The how and why of translating between the circuit model and the one-way model of quantum computing

APA

Backens, M. (2024). The how and why of translating between the circuit model and the one-way model of quantum computing. Perimeter Institute. https://pirsa.org/24050004

MLA

Backens, Miriam. The how and why of translating between the circuit model and the one-way model of quantum computing. Perimeter Institute, May. 03, 2024, https://pirsa.org/24050004

BibTex

          @misc{ pirsa_PIRSA:24050004,
            doi = {10.48660/24050004},
            url = {https://pirsa.org/24050004},
            author = {Backens, Miriam},
            keywords = {Quantum Information},
            language = {en},
            title = {The how and why of translating between the circuit model and the one-way model of quantum computing},
            publisher = {Perimeter Institute},
            year = {2024},
            month = {may},
            note = {PIRSA:24050004 see, \url{https://pirsa.org}}
          }
          

Abstract

In the one-way model of measurement based quantum computing, unlike the quantum circuit model, a computation is driven not by unitary gates but by successive adaptive single-qubit measurements on an entangled resource state.

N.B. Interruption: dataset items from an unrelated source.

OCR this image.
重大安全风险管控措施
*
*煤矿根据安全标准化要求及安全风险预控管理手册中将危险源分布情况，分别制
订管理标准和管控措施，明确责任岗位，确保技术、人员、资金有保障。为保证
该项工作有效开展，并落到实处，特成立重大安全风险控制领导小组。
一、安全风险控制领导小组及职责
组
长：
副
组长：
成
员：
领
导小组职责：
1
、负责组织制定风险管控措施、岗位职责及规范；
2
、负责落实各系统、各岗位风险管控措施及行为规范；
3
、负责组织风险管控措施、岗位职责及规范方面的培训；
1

So-called flow properties ensure that a one-way computation, described by a measurement pattern, is deterministic overall (up to Pauli corrections on output qubits). Translations between quantum circuits and measurement patterns have been used to show universality of the one-way model, verify measurement patterns, optimise quantum circuits, and more. Yet while it is straightforward to translate a circuit into a measurement pattern, the question of algorithmic "circuit extraction" -- how to translate general measurement patterns with flow to ancilla-free circuits -- had long remained open for all but the simplest type of flow. In this talk, we will recap the one-way model of quantum computing and then explain how the problem of circuit extraction was resolved using the ZX-calculus as a common language for circuits and measurement patterns. We also discuss applications.